Our Research
Active projects. Production-grounded, reproducible, openly published.
Traceprop: End-to-End Provenance-Guided Data Attribution for Auditable Machine Learning
End-to-end data provenance for auditable ML. Traceprop connects raw source files through preprocessing and training all the way to individual predictions - closing the gap that MLflow, DVC, and attribution libraries all leave open. Three layers: ProvenanceTensor lineage (sub-1% overhead at 1M elements), JL-projected GradientStore attribution (LDS 0.622 on tabular, 266x faster than TRAK), and provenance-guided unlearning that exceeds retrain-from-scratch. Production-ready for EU AI Act Article 26 and GDPR Article 17 compliance. Apache 2.0. Preprint on Zenodo.
SynapseKit
A lightweight, production-focused LLM framework built from the ground up for speed and simplicity. v1.7.0 - 2 dependencies, 30x faster cold start than LangChain, async-native tool and retriever base classes.
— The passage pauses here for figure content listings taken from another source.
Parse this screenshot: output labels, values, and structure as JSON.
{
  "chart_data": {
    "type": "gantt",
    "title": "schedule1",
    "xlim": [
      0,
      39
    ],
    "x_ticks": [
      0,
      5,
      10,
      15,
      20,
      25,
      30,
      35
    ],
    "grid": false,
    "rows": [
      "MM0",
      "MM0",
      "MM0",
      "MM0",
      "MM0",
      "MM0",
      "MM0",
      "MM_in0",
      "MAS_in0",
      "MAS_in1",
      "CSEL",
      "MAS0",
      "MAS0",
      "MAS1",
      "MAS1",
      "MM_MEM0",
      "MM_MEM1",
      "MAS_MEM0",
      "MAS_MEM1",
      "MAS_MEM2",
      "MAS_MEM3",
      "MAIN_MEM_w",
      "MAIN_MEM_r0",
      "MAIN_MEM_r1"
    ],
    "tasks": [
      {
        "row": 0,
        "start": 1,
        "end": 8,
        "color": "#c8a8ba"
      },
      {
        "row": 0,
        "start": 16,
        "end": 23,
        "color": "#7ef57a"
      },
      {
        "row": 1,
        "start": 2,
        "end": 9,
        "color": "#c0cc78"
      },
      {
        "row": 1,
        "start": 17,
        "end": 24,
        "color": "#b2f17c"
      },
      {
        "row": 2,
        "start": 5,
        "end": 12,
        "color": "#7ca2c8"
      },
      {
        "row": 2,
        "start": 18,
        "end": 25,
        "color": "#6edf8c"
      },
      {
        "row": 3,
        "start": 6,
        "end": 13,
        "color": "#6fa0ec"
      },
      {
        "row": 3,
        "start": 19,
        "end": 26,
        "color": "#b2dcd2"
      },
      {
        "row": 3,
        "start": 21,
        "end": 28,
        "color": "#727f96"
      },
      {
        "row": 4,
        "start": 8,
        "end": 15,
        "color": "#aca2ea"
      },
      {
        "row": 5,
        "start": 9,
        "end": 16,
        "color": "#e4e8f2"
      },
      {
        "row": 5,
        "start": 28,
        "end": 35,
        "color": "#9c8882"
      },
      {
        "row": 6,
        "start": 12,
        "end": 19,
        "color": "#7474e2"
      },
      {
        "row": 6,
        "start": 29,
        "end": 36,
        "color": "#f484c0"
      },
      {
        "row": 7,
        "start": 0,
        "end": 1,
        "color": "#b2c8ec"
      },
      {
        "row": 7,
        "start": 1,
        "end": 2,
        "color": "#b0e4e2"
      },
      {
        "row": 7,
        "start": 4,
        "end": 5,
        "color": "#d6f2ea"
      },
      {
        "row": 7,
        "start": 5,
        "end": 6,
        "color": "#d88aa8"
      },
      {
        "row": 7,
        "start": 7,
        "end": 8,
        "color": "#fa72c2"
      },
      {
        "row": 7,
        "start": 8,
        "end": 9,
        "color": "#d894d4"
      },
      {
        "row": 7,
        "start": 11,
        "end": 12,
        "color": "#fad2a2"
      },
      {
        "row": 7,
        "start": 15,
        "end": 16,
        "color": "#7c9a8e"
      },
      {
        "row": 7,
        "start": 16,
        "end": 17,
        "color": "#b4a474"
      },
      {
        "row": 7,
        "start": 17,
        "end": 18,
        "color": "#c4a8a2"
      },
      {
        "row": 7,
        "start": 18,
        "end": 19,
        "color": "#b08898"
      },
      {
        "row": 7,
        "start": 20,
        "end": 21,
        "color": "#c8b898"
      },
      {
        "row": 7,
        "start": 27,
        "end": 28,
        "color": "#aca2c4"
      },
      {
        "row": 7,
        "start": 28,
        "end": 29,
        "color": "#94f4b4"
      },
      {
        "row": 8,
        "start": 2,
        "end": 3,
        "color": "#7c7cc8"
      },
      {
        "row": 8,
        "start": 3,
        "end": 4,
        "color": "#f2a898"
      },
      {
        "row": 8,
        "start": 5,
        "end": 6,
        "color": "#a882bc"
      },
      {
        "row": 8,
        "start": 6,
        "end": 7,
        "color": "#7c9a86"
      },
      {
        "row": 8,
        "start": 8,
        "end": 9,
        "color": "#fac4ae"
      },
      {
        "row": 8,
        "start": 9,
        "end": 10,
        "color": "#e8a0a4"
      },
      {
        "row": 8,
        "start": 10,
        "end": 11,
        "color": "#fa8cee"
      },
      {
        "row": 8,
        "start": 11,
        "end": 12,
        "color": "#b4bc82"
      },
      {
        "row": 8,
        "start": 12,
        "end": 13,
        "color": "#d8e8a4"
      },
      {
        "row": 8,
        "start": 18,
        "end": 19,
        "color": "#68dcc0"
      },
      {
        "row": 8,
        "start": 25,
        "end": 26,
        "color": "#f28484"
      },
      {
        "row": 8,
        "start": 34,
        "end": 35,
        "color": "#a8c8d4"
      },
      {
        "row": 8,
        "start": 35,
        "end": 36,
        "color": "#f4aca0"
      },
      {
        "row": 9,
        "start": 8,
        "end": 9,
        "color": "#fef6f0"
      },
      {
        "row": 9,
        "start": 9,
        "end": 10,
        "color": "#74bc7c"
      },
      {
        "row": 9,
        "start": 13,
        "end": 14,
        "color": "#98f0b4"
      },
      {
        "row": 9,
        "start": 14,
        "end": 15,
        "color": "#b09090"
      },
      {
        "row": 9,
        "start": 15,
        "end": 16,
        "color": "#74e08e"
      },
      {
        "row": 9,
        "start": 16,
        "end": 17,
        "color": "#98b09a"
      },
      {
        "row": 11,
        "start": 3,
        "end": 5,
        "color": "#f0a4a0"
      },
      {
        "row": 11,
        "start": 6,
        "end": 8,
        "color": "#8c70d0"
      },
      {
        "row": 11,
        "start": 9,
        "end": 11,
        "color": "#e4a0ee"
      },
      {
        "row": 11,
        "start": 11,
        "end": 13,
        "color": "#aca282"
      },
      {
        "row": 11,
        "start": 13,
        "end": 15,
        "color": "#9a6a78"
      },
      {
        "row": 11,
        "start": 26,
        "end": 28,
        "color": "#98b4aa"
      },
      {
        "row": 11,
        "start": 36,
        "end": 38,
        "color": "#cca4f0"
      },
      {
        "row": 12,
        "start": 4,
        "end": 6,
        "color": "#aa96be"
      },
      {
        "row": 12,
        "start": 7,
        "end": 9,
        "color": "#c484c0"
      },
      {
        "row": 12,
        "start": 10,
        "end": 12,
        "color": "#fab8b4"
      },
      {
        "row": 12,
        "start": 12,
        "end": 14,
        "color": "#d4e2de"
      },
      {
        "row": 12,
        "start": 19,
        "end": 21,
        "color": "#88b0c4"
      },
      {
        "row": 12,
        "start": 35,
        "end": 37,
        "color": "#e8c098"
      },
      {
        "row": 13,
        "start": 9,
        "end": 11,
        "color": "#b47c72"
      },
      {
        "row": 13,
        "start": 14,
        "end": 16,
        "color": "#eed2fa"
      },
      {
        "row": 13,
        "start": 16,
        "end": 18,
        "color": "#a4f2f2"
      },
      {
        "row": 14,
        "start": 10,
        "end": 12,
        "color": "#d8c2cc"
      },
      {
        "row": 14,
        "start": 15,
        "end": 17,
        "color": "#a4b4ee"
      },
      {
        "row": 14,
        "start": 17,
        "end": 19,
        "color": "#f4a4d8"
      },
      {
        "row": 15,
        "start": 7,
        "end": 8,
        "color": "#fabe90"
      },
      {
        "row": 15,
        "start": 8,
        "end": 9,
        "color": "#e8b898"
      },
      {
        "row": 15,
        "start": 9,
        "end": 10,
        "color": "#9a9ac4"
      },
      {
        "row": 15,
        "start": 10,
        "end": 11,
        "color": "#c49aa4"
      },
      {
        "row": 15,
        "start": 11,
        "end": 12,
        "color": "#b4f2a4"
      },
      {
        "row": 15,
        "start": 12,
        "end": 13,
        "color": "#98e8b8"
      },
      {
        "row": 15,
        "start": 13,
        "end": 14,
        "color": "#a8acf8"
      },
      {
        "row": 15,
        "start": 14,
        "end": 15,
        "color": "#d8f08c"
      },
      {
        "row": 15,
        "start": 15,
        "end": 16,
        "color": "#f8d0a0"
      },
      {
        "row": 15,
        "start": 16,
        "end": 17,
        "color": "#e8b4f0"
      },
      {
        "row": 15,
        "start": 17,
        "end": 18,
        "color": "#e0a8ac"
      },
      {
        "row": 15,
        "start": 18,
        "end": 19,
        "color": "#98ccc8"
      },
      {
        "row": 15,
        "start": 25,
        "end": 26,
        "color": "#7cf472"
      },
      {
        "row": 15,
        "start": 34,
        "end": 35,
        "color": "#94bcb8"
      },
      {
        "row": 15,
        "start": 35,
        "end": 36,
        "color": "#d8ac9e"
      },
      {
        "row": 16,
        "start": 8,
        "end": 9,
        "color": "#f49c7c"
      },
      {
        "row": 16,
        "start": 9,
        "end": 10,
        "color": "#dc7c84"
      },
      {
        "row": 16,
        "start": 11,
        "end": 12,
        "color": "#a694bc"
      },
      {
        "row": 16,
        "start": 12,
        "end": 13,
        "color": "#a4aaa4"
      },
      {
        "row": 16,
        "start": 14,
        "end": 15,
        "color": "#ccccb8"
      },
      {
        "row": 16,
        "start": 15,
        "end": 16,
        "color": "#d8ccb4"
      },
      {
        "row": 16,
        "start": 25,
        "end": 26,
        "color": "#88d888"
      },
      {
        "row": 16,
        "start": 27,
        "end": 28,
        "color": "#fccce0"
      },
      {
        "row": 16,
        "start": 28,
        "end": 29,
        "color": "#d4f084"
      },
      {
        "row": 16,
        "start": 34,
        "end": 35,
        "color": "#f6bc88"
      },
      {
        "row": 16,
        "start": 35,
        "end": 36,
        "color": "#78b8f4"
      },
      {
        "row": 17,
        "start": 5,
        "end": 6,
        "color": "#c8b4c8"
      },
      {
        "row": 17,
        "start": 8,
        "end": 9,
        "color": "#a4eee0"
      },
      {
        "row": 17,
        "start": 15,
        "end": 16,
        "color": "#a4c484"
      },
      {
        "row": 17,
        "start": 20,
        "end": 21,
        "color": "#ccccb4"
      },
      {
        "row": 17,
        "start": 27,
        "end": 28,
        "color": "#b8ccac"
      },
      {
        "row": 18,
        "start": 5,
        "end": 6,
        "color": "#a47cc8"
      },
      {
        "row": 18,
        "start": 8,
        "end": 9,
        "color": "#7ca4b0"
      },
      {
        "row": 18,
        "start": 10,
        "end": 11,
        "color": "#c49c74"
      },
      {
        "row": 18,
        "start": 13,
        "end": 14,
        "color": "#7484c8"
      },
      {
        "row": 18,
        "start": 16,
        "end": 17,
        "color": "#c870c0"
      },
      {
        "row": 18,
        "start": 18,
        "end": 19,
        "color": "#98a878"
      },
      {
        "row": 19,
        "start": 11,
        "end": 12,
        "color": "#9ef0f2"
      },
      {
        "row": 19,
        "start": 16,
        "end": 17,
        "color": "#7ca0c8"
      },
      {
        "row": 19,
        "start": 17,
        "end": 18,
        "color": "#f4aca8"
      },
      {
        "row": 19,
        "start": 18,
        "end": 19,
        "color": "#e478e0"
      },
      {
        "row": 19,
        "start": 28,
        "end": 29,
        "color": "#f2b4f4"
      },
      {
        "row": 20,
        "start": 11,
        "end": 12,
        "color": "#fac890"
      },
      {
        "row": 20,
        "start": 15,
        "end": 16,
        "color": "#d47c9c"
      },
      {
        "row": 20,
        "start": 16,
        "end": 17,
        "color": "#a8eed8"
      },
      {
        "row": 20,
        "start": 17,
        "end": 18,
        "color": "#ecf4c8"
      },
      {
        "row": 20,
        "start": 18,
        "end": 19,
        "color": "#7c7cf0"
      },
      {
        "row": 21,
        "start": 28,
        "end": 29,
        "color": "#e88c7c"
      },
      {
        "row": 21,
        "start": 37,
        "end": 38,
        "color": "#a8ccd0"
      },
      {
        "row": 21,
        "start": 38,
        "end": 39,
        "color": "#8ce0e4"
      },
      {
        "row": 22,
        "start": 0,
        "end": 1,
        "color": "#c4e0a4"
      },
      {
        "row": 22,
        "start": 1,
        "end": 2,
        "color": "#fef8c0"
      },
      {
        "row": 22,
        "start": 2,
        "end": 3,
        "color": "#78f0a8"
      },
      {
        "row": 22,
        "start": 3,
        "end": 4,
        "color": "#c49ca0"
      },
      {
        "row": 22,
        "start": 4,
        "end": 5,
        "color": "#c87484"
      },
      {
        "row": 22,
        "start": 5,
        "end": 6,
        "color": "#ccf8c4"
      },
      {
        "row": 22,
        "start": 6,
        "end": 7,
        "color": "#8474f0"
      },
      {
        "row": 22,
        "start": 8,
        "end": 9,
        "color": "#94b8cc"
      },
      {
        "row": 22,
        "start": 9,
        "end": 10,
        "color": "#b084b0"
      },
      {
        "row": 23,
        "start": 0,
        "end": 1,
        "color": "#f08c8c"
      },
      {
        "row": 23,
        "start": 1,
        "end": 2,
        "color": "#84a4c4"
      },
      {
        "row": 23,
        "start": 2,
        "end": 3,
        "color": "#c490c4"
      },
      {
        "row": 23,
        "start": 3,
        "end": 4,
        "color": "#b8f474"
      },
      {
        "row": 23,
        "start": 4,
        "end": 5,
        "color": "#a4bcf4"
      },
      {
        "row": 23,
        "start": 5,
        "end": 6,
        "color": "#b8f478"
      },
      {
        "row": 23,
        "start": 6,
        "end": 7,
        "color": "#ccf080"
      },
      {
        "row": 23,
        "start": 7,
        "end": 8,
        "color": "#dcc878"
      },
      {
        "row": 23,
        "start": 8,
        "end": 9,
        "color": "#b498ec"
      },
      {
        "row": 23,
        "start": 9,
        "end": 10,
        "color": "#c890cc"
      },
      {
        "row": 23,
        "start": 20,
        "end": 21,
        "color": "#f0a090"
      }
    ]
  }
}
Designed for engineers who want batteries-included agent tooling without the middleware tax.
ChunkRank
A Python library for ranking and filtering document chunks by relevance before sending them to an LLM. Reduces token cost and improves answer quality in RAG pipelines by ensuring only the most informative chunks make it into the context window.
LLM Framework Showdown
A 30-notebook reproducible benchmark comparing SynapseKit, LangChain, and LlamaIndex across developer experience, RAG pipelines, agent capabilities, and production concerns. Every benchmark is runnable on Kaggle, every result is reproducible. We measure cold start time, dependency count, memory footprint, API abstraction depth, streaming latency, and 12 more dimensions that matter when you're shipping to production,not just running a demo.